Milo is ultimately advocating for a view that assumes the neutrality of biological traits except in cases where natural selection is clearly demonstrated. This leaves room for the mediocrity we encounter all throughout nature, and doesn’t require that we bend over backwards to explain the adaptive utility of clearly useless or excessive traits. This, to me, seems like the more reasonable (and scientific) approach.
Milo ends the book by discussing the political ramifications of adopting natural selection versus the theory of the good enough. It must be admitted, however, that, regardless of how nature operates biologically speaking, it can never fully justify human behavior. Even if natural selection is responsible for all biological traits, this doesn’t mean we should organize society according to the principle of the survival of the fittest. To do so would be to commit the fallacy of assuming that everything that is found within nature is good or worth emulating.
Nevertheless, natural selection has in fact influenced political thinking, and according to Milo, is largely responsible for the capitalist ethics and “excellence conspiracy” we currently embrace. The argument is essentially that, for humans, natural selection has nothing left to do. Survival is easy and reproduction all but ensured. Against the boredom of this safety net we invent conflict (hot dog eating contests) and pursue excellence for excellence's sake, all to stimulate our “fight or flight” neurons that would otherwise lay idle.
Some readers may find this part of the book a bit pessimistic. While there’s much truth to the argument, it can be argued that the pursuit of excellence is the reason we have a robust safety net in the first place, and our escape from the struggle for basic survival has produced the great works in science, literature, and art—the things that make life worth living. Further, the pursuit of excellence for the purpose of achieving worthwhile goals is itself a source of great satisfaction for many people, even if excellence is never truly attained.

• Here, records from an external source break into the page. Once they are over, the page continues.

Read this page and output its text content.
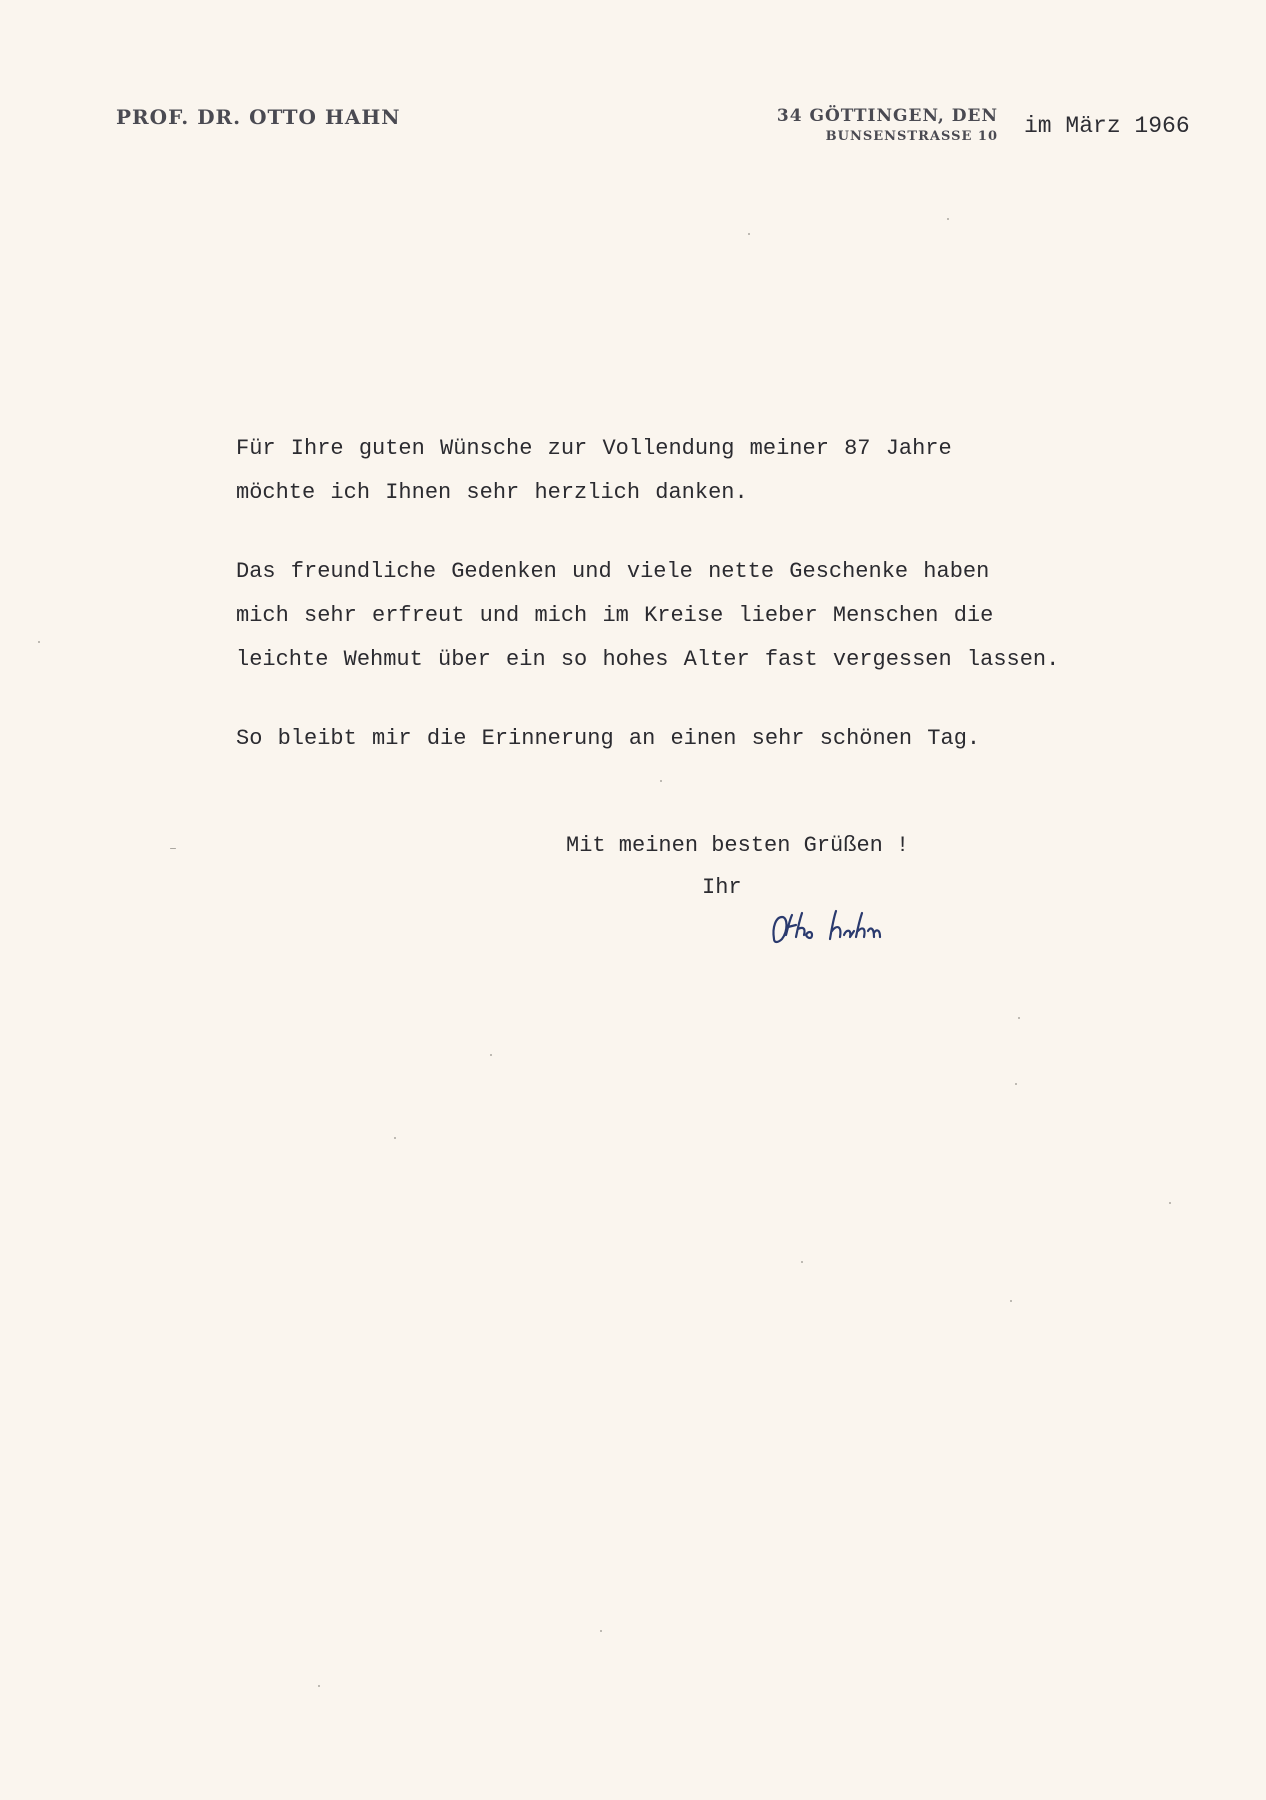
PROF. DR. OTTO HAHN	34 GÖTTINGEN, DEN
BUNSENSTRASSE 10 im März 1966
Für Ihre guten Wünsche zur Vollendung meiner 87 Jahre
möchte ich Ihnen sehr herzlich danken.
Das freundliche Gedenken und viele nette Geschenke haben
mich sehr erfreut und mich im Kreise lieber Menschen die
leichte Wehmut über ein so hohes Alter fast vergessen lassen.
So bleibt mir die Erinnerung an einen sehr schönen Tag.
Mit meinen besten Grüßen !
Ihr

While capitalist excess is hard to argue against, the case can be made that capitalism is responsible for the safety net we all enjoy in the first place. And the diversity of goods and experiences it produces gives people the opportunity to pursue a range of passions and experiences in a context of unprecedented safety and security. If there is more to life than survival and reproduction, then the “excellence conspiracy” is actually preferable (notwithstanding the impending ecological disasters we must confront).

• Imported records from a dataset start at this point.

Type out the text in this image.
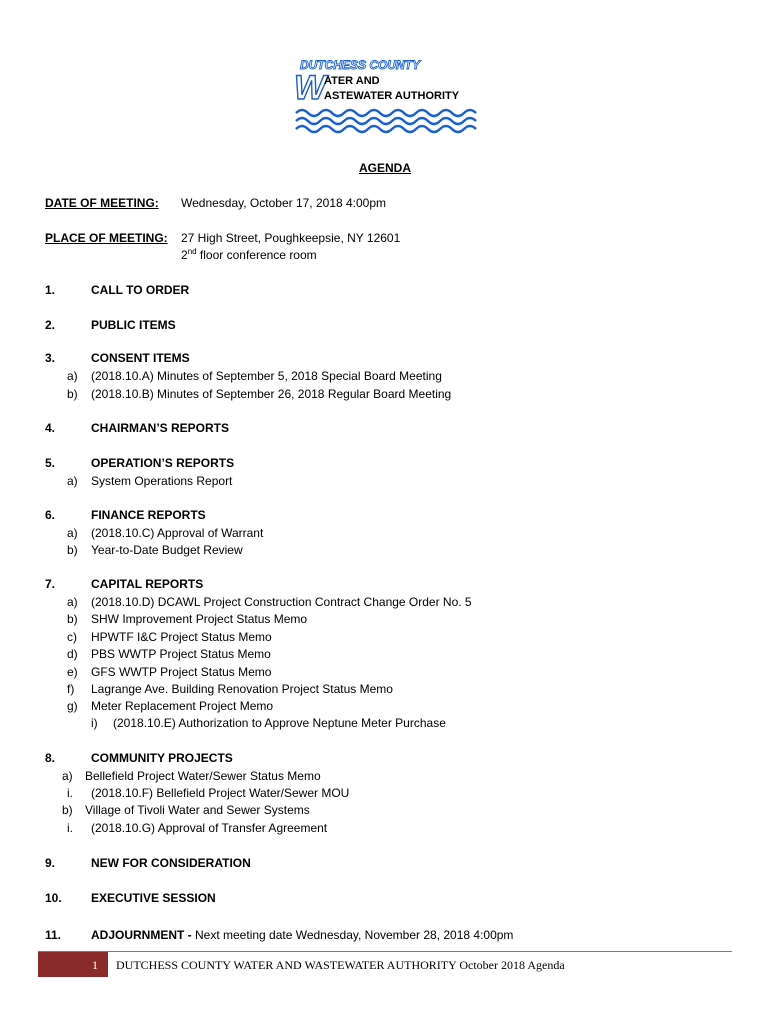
DUTCHESS COUNTY
W
ATER AND
ASTEWATER AUTHORITY
AGENDA
DATE OF MEETING: Wednesday, October 17, 2018 4:00pm
PLACE OF MEETING: 27 High Street, Poughkeepsie, NY 12601
2nd floor conference room
1.	CALL TO ORDER
2.	PUBLIC ITEMS
3.	CONSENT ITEMS
a) (2018.10.A) Minutes of September 5, 2018 Special Board Meeting
b) (2018.10.B) Minutes of September 26, 2018 Regular Board Meeting
4.	CHAIRMAN’S REPORTS
5.	OPERATION’S REPORTS
a) System Operations Report
6.	FINANCE REPORTS
a) (2018.10.C) Approval of Warrant
b) Year-to-Date Budget Review
7.	CAPITAL REPORTS
a) (2018.10.D) DCAWL Project Construction Contract Change Order No. 5
b) SHW Improvement Project Status Memo
c) HPWTF I&C Project Status Memo
d) PBS WWTP Project Status Memo
e) GFS WWTP Project Status Memo
f) Lagrange Ave. Building Renovation Project Status Memo
g) Meter Replacement Project Memo
i) (2018.10.E) Authorization to Approve Neptune Meter Purchase
8.	COMMUNITY PROJECTS
a) Bellefield Project Water/Sewer Status Memo
i. (2018.10.F) Bellefield Project Water/Sewer MOU
b) Village of Tivoli Water and Sewer Systems
i. (2018.10.G) Approval of Transfer Agreement
9.	NEW FOR CONSIDERATION
10. EXECUTIVE SESSION
11. ADJOURNMENT - Next meeting date Wednesday, November 28, 2018 4:00pm
1 DUTCHESS COUNTY WATER AND WASTEWATER AUTHORITY October 2018 Agenda
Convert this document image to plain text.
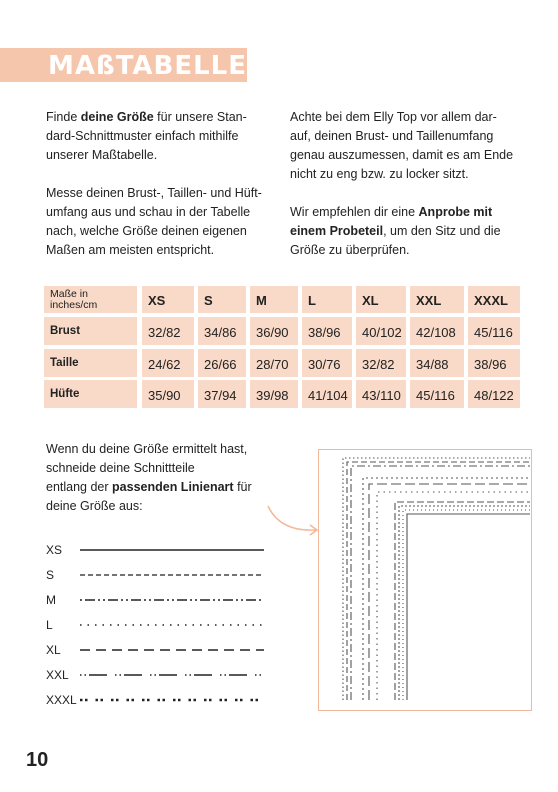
MAßTABELLE
Finde deine Größe für unsere Stan-
dard-Schnittmuster einfach mithilfe
unserer Maßtabelle.
Messe deinen Brust-, Taillen- und Hüft-
umfang aus und schau in der Tabelle
nach, welche Größe deinen eigenen
Maßen am meisten entspricht.
Achte bei dem Elly Top vor allem dar-
auf, deinen Brust- und Taillenumfang
genau auszumessen, damit es am Ende
nicht zu eng bzw. zu locker sitzt.
Wir empfehlen dir eine Anprobe mit
einem Probeteil, um den Sitz und die
Größe zu überprüfen.
Maße in
inches/cm	XS	S	M	L	XL	XXL	XXXL
Brust	32/82 34/86 36/90 38/96 40/102 42/108 45/116
Taille	24/62 26/66 28/70 30/76 32/82 34/88 38/96
Hüfte	35/90 37/94 39/98 41/104 43/110 45/116 48/122
Wenn du deine Größe ermittelt hast,
schneide deine Schnittteile
entlang der passenden Linienart für
deine Größe aus:
XS
S
M
L
XL
XXL
XXXL
10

That said, Milo is correct that the pursuit of excellence and excess in the capitalist framework should be tempered. As Milo wrote, “The pursuit of excellence is an admirable calling for some, but it is just one among many, including truth, faith, work, family, serenity, love, peace, pleasure, health, thrill, and fun.” It remains the case that excellence for its own sake for all people all of the time, based on misconceptions about how natural selection operates, is the primary social and political delusion of our times.